# 3. Read and inspect Sentinel-1 RTC imagery processed by Microsoft Planetary Computer 

This book will demonstrate how to access radiometrically terrain corrected Sentinel-1 imagery from Microsoft Planetary Computer using `stackstac`. STAC stands for spatio-temporal asset catalog, it is a common framework to describe geospatial information and a way for data providers, developers and users to work and communicate efficiently. You can read more about STAC [here](https://stacspec.org/en) and checkout more useful tutorials for working with STAC data.

## Learning goals

**Xarray and python techniques:** <br>
- Introduction to working with STAC data
- Using `pystac` to query cloud-hosted datasets, observe metadata
- Using `stackstac` to read cloud-hosted data as xarray objects
- Using `xarray` to manipulate and organize Sentinel-1 SAR data
- Performing grouping and reductions on `xarrray` objects
- Visualizing `xarray` objects using `FacetGrid`

**High-level science goals:**<br>
- Querying large cloud-hosted dataset
- Accessing cloud-hosted data stored as COGs (cloud-optimized GeoTIFFs)
- Extracting and organizing metadata

In [None]:
%xmode minimal
import geopandas as gpd
import matplotlib.pyplot as plt
import pandas as pd
import planetary_computer
import pystac
import rich.table
import xarray as xr
import stackstac

from IPython.display import Image
from pystac_client import Client

import s1_tools

We will use the `pystac_client` package to interact with and query the Microsoft Planetary Computer Sentinel-1 RTC dataset. In the cell below, we will create an object called `catalog` by calling the `.open()` method of the `Client` class. This is establishing a connection with the hosted data at the url provided. Explore the catalog object. You 

## STAC items

In [None]:
catalog = Client.open("https://planetarycomputer.microsoft.com/api/stac/v1")
catalog

Now we will define some parameters to help us query the data catalog for the specific collection, time range and geographic area of interest. 
The function `points2coords()` just helps us to format coordinates for areas of interest.

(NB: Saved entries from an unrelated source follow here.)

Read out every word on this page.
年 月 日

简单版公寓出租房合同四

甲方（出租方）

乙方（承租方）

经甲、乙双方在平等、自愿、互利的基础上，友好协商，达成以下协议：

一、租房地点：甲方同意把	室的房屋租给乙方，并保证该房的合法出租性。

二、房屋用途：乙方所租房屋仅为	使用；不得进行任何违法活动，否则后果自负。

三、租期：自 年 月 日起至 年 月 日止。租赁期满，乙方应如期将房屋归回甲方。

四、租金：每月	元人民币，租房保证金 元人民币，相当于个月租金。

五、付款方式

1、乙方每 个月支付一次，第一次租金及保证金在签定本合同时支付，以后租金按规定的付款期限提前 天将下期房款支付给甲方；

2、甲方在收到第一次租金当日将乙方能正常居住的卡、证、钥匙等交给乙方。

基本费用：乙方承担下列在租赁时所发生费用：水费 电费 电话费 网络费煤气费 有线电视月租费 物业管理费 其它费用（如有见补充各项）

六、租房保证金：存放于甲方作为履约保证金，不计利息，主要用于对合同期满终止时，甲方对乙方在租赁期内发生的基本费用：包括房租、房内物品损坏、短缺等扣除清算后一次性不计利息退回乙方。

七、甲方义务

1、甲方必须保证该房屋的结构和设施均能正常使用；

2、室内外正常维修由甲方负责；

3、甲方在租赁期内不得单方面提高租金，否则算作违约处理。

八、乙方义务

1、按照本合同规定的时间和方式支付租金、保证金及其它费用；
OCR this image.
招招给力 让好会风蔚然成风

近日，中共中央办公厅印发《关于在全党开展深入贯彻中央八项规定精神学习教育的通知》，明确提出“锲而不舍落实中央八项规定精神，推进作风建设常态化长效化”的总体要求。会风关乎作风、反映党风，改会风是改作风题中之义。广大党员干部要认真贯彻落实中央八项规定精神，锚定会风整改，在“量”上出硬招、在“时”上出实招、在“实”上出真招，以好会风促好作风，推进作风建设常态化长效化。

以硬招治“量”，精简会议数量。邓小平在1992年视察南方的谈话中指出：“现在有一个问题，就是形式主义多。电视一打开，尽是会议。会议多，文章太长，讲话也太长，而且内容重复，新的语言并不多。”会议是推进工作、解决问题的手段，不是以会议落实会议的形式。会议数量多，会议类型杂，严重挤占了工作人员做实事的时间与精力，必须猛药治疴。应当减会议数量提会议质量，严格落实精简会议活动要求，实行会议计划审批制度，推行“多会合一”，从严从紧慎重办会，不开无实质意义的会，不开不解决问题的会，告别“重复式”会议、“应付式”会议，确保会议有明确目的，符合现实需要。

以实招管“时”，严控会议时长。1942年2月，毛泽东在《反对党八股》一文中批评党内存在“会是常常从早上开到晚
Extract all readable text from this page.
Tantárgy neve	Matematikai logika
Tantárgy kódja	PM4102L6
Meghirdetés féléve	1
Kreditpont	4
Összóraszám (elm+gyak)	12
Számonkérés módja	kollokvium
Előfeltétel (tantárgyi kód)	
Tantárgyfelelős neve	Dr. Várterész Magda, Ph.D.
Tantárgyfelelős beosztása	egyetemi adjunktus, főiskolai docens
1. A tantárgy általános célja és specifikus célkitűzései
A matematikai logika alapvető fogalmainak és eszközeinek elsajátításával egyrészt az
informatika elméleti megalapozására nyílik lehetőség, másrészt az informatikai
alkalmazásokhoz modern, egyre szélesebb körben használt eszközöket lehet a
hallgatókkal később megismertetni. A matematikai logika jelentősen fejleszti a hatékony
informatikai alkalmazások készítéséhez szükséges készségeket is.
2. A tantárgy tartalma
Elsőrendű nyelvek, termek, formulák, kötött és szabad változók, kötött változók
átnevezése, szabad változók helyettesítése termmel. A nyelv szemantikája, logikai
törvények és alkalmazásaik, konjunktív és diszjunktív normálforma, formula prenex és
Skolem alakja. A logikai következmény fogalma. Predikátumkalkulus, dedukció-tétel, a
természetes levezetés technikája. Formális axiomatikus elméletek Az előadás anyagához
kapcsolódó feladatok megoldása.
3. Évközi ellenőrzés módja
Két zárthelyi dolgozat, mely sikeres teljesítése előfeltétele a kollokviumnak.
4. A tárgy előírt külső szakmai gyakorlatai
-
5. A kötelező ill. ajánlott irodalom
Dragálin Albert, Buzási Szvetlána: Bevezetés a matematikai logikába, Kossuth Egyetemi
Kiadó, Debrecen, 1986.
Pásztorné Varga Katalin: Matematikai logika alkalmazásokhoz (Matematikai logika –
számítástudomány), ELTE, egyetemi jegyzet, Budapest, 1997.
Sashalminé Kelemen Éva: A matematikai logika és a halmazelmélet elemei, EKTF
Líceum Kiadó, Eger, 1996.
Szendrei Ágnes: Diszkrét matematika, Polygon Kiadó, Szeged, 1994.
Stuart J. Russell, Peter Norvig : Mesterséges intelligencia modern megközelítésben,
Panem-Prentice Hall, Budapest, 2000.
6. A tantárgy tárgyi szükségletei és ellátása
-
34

In the cell below we specify the time range we're interested in as well as the geographic area of interest.

In [None]:
time_range = "2021-01-01/2022-08-01"
bbox = [88.214935, 27.92767, 88.302, 28.034]

bbox_coords = s1_tools.points2coords(bbox)
bbox_coords

Now we will search the catalog for entries that match our criteria for collection (Sentinel-1 RTC), bbox (our AOI) and datetime (our specified time range):

In [None]:
search = catalog.search(collections=["sentinel-1-rtc"], bbox=bbox, datetime=time_range)
items = search.item_collection()
len(items)

We've created a few more instances of `pystac_client` classes. Check out the object types below to better familiarize yourself with the pystac package

In [None]:
print(type(catalog))
print(type(search))
print(type(items))

You can see that `items` is an instance of the class `ItemCollection`, and we can explore it via the embedded html interface.

In [None]:
items

To make it easier to work with, we can convert  the `items` object to a dictionary, and from there, convert it to a `geopandas.GeoDataFrame`. You can see that the metadata from within each `item` of the `ItemCollection` object is present in the `GeoDataFrame` but its easier to scan and organize this way. 

In [None]:
df = gpd.GeoDataFrame.from_features(items.to_dict(), crs="epsg:4326")
df.head(5)

In [None]:
df.columns

Now we want to check out a rendered preview of an individual item from the `ItemCollection` object. We do this by calling the `assets` accessor, and supplying the HREF of the rendered preview key.

In [None]:
Image(url=items[0].assets["rendered_preview"].href)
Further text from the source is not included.